Remove that assumption, and a multitude of other possible interpretations emerge. As Barry Ritholtz, one of the more astute market observers who worships few, if any, sacred cows, recently and acerbically observed, most of what people think they know about when to call market cycles is wrong, and now especially.

In that spirit, we suggest that the nomenclature of “bull” and “bear” markets is flawed at best, and damaging, at worst. It assumes clear demarcations that most experienced players in the market ought to recognize as both simplistic and misleading. Although understanding where one is in long market cycles is certainly important, few seem to have a good feel for when to mark what. Going forward, therefore, it might be best to abandon these terms altogether.

What market are we in?

On March 9, US stock markets “celebrated” the eight-year anniversary of the low hit in 2009 marking the heart of the financial crisis. That led, predictably, to a slew of headlines with birthday wishes. Most of those, however, had as much cheer as sending well wishes to a terminally ill cancer patient. Fortune was typical: “It’s the Bull Market’s 8th Birthday. Wall Street Analysts Aren’t Celebrating.” The article continued to report widespread sentiment that the bull has or is about to peak, with predictable references to concerns about valuations, future earnings, rising interest rates, possible inflation, plateauing margins, and uncertain sources of future revenue growth.

But using March 9 as the start of a bull market is questionable at best. As Ritholz points out, taking the low point as the start of a new bull market would lead to a different time frame for what have become established markers for earlier bull markets, such as 1946-1962 and 1982-2000. If the low point had been used in those cases, our date marking the beginning of those bull runs would be many years earlier.

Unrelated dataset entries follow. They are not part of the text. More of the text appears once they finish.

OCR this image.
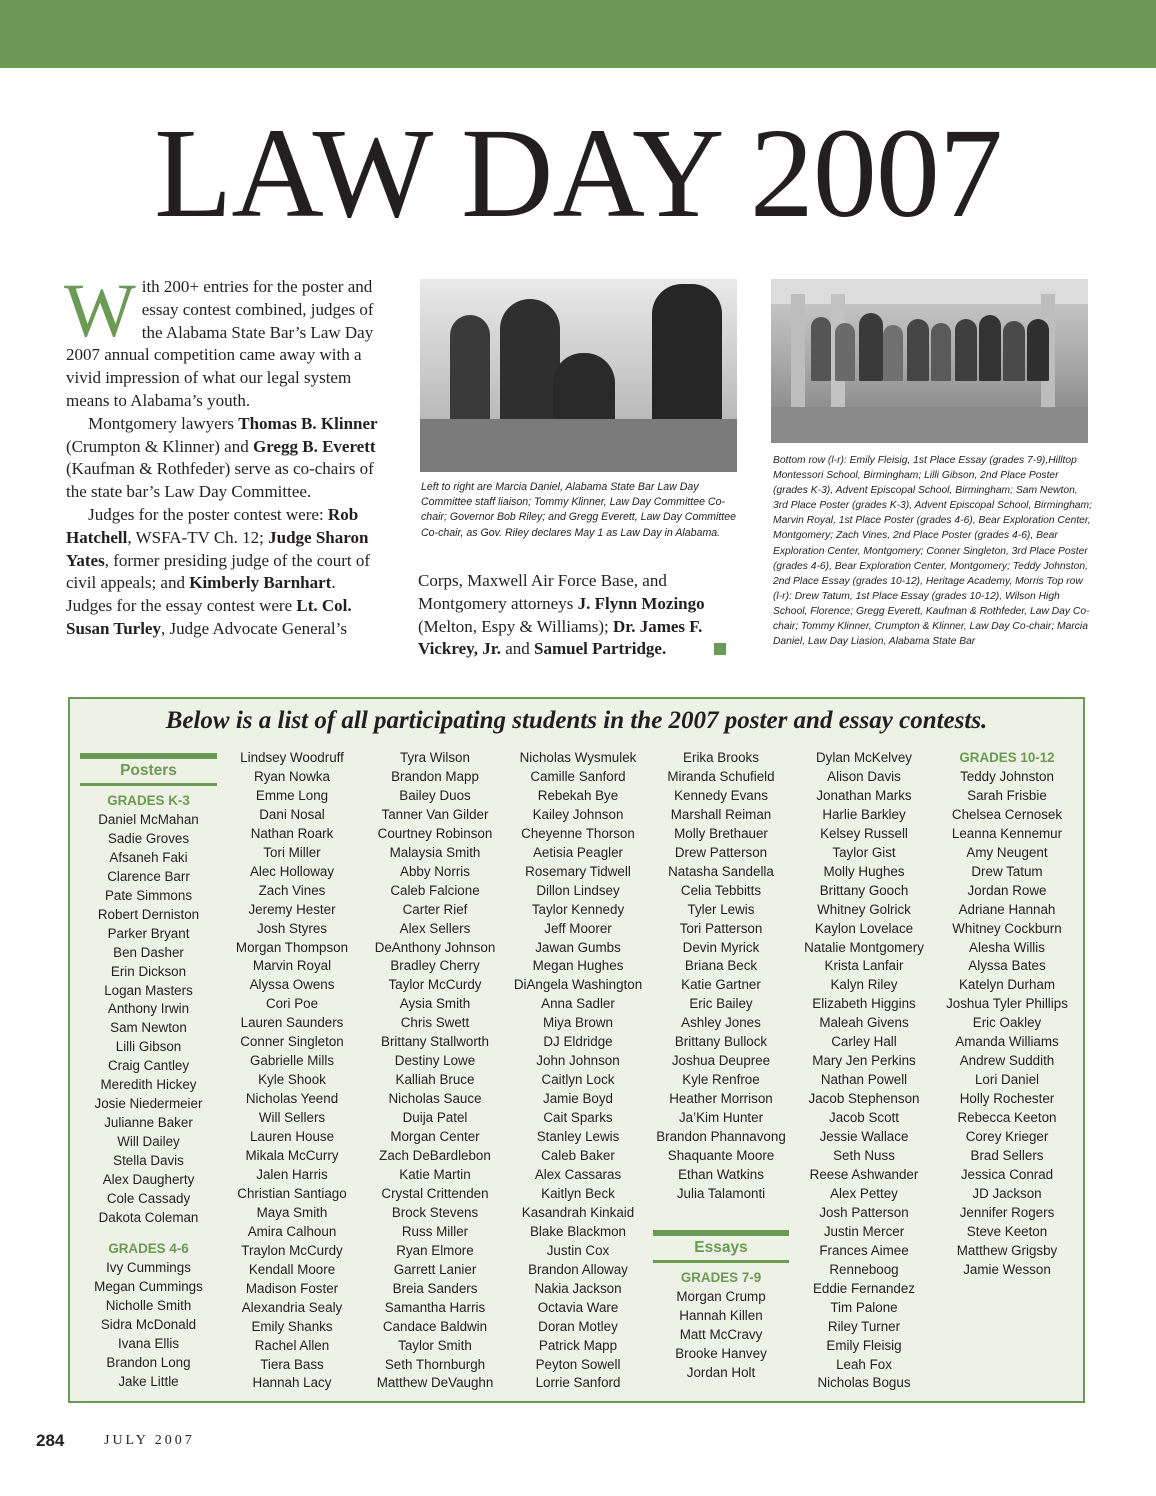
LAW DAY 2007

With 200+ entries for the poster and essay contest combined, judges of the Alabama State Bar’s Law Day 2007 annual competition came away with a vivid impression of what our legal system means to Alabama’s youth.

Montgomery lawyers Thomas B. Klinner (Crumpton & Klinner) and Gregg B. Everett (Kaufman & Rothfeder) serve as co-chairs of the state bar’s Law Day Committee.

Judges for the poster contest were: Rob Hatchell, WSFA-TV Ch. 12; Judge Sharon Yates, former presiding judge of the court of civil appeals; and Kimberly Barnhart. Judges for the essay contest were Lt. Col. Susan Turley, Judge Advocate General’s

Left to right are Marcia Daniel, Alabama State Bar Law Day Committee staff liaison; Tommy Klinner, Law Day Committee Co-chair; Governor Bob Riley; and Gregg Everett, Law Day Committee Co-chair, as Gov. Riley declares May 1 as Law Day in Alabama.
Bottom row (l-r): Emily Fleisig, 1st Place Essay (grades 7-9),Hilltop Montessori School, Birmingham; Lilli Gibson, 2nd Place Poster (grades K-3), Advent Episcopal School, Birmingham; Sam Newton, 3rd Place Poster (grades K-3), Advent Episcopal School, Birmingham; Marvin Royal, 1st Place Poster (grades 4-6), Bear Exploration Center, Montgomery; Zach Vines, 2nd Place Poster (grades 4-6), Bear Exploration Center, Montgomery; Conner Singleton, 3rd Place Poster (grades 4-6), Bear Exploration Center, Montgomery; Teddy Johnston, 2nd Place Essay (grades 10-12), Heritage Academy, Morris Top row (l-r): Drew Tatum, 1st Place Essay (grades 10-12), Wilson High School, Florence; Gregg Everett, Kaufman & Rothfeder, Law Day Co-chair; Tommy Klinner, Crumpton & Klinner, Law Day Co-chair; Marcia Daniel, Law Day Liasion, Alabama State Bar

Corps, Maxwell Air Force Base, and Montgomery attorneys J. Flynn Mozingo (Melton, Espy & Williams); Dr. James F. Vickrey, Jr. and Samuel Partridge.

Below is a list of all participating students in the 2007 poster and essay contests.
Posters
GRADES K-3
Daniel McMahan
Sadie Groves
Afsaneh Faki
Clarence Barr
Pate Simmons
Robert Derniston
Parker Bryant
Ben Dasher
Erin Dickson
Logan Masters
Anthony Irwin
Sam Newton
Lilli Gibson
Craig Cantley
Meredith Hickey
Josie Niedermeier
Julianne Baker
Will Dailey
Stella Davis
Alex Daugherty
Cole Cassady
Dakota Coleman
GRADES 4-6
Ivy Cummings
Megan Cummings
Nicholle Smith
Sidra McDonald
Ivana Ellis
Brandon Long
Jake Little
Lindsey Woodruff
Ryan Nowka
Emme Long
Dani Nosal
Nathan Roark
Tori Miller
Alec Holloway
Zach Vines
Jeremy Hester
Josh Styres
Morgan Thompson
Marvin Royal
Alyssa Owens
Cori Poe
Lauren Saunders
Conner Singleton
Gabrielle Mills
Kyle Shook
Nicholas Yeend
Will Sellers
Lauren House
Mikala McCurry
Jalen Harris
Christian Santiago
Maya Smith
Amira Calhoun
Traylon McCurdy
Kendall Moore
Madison Foster
Alexandria Sealy
Emily Shanks
Rachel Allen
Tiera Bass
Hannah Lacy
Tyra Wilson
Brandon Mapp
Bailey Duos
Tanner Van Gilder
Courtney Robinson
Malaysia Smith
Abby Norris
Caleb Falcione
Carter Rief
Alex Sellers
DeAnthony Johnson
Bradley Cherry
Taylor McCurdy
Aysia Smith
Chris Swett
Brittany Stallworth
Destiny Lowe
Kalliah Bruce
Nicholas Sauce
Duija Patel
Morgan Center
Zach DeBardlebon
Katie Martin
Crystal Crittenden
Brock Stevens
Russ Miller
Ryan Elmore
Garrett Lanier
Breia Sanders
Samantha Harris
Candace Baldwin
Taylor Smith
Seth Thornburgh
Matthew DeVaughn
Nicholas Wysmulek
Camille Sanford
Rebekah Bye
Kailey Johnson
Cheyenne Thorson
Aetisia Peagler
Rosemary Tidwell
Dillon Lindsey
Taylor Kennedy
Jeff Moorer
Jawan Gumbs
Megan Hughes
DiAngela Washington
Anna Sadler
Miya Brown
DJ Eldridge
John Johnson
Caitlyn Lock
Jamie Boyd
Cait Sparks
Stanley Lewis
Caleb Baker
Alex Cassaras
Kaitlyn Beck
Kasandrah Kinkaid
Blake Blackmon
Justin Cox
Brandon Alloway
Nakia Jackson
Octavia Ware
Doran Motley
Patrick Mapp
Peyton Sowell
Lorrie Sanford
Erika Brooks
Miranda Schufield
Kennedy Evans
Marshall Reiman
Molly Brethauer
Drew Patterson
Natasha Sandella
Celia Tebbitts
Tyler Lewis
Tori Patterson
Devin Myrick
Briana Beck
Katie Gartner
Eric Bailey
Ashley Jones
Brittany Bullock
Joshua Deupree
Kyle Renfroe
Heather Morrison
Ja’Kim Hunter
Brandon Phannavong
Shaquante Moore
Ethan Watkins
Julia Talamonti
Essays
GRADES 7-9
Morgan Crump
Hannah Killen
Matt McCravy
Brooke Hanvey
Jordan Holt
Dylan McKelvey
Alison Davis
Jonathan Marks
Harlie Barkley
Kelsey Russell
Taylor Gist
Molly Hughes
Brittany Gooch
Whitney Golrick
Kaylon Lovelace
Natalie Montgomery
Krista Lanfair
Kalyn Riley
Elizabeth Higgins
Maleah Givens
Carley Hall
Mary Jen Perkins
Nathan Powell
Jacob Stephenson
Jacob Scott
Jessie Wallace
Seth Nuss
Reese Ashwander
Alex Pettey
Josh Patterson
Justin Mercer
Frances Aimee
Renneboog
Eddie Fernandez
Tim Palone
Riley Turner
Emily Fleisig
Leah Fox
Nicholas Bogus
GRADES 10-12
Teddy Johnston
Sarah Frisbie
Chelsea Cernosek
Leanna Kennemur
Amy Neugent
Drew Tatum
Jordan Rowe
Adriane Hannah
Whitney Cockburn
Alesha Willis
Alyssa Bates
Katelyn Durham
Joshua Tyler Phillips
Eric Oakley
Amanda Williams
Andrew Suddith
Lori Daniel
Holly Rochester
Rebecca Keeton
Corey Krieger
Brad Sellers
Jessica Conrad
JD Jackson
Jennifer Rogers
Steve Keeton
Matthew Grigsby
Jamie Wesson
284	JULY 2007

Instead, we use the date on which the market recouped its losses and marked new highs as a starting point, which, in the present case, puts the bull market beginning in 2013, rather than 2009.

There is also the distinction between “cyclical” markets and “secular” ones. The latter are shorter lived and can occur in the midst of an opposite secular cycle, meaning that there can be bullmarket spurts in the midst of longer-trend bear markets, or bear-market periods in the midst of secular bull markets. In multiple periods in the 1970s, markets surged 50% and more only to collapse. On the flip side, there were sharp “bear” periods in the late 1980s and throughout the 1990s; the infamous Black Monday of October 19, 1987 is probably the most remembered. In many periods in the 1990s, stocks pulled back in excess of 20% (the accepted definition of a bear market).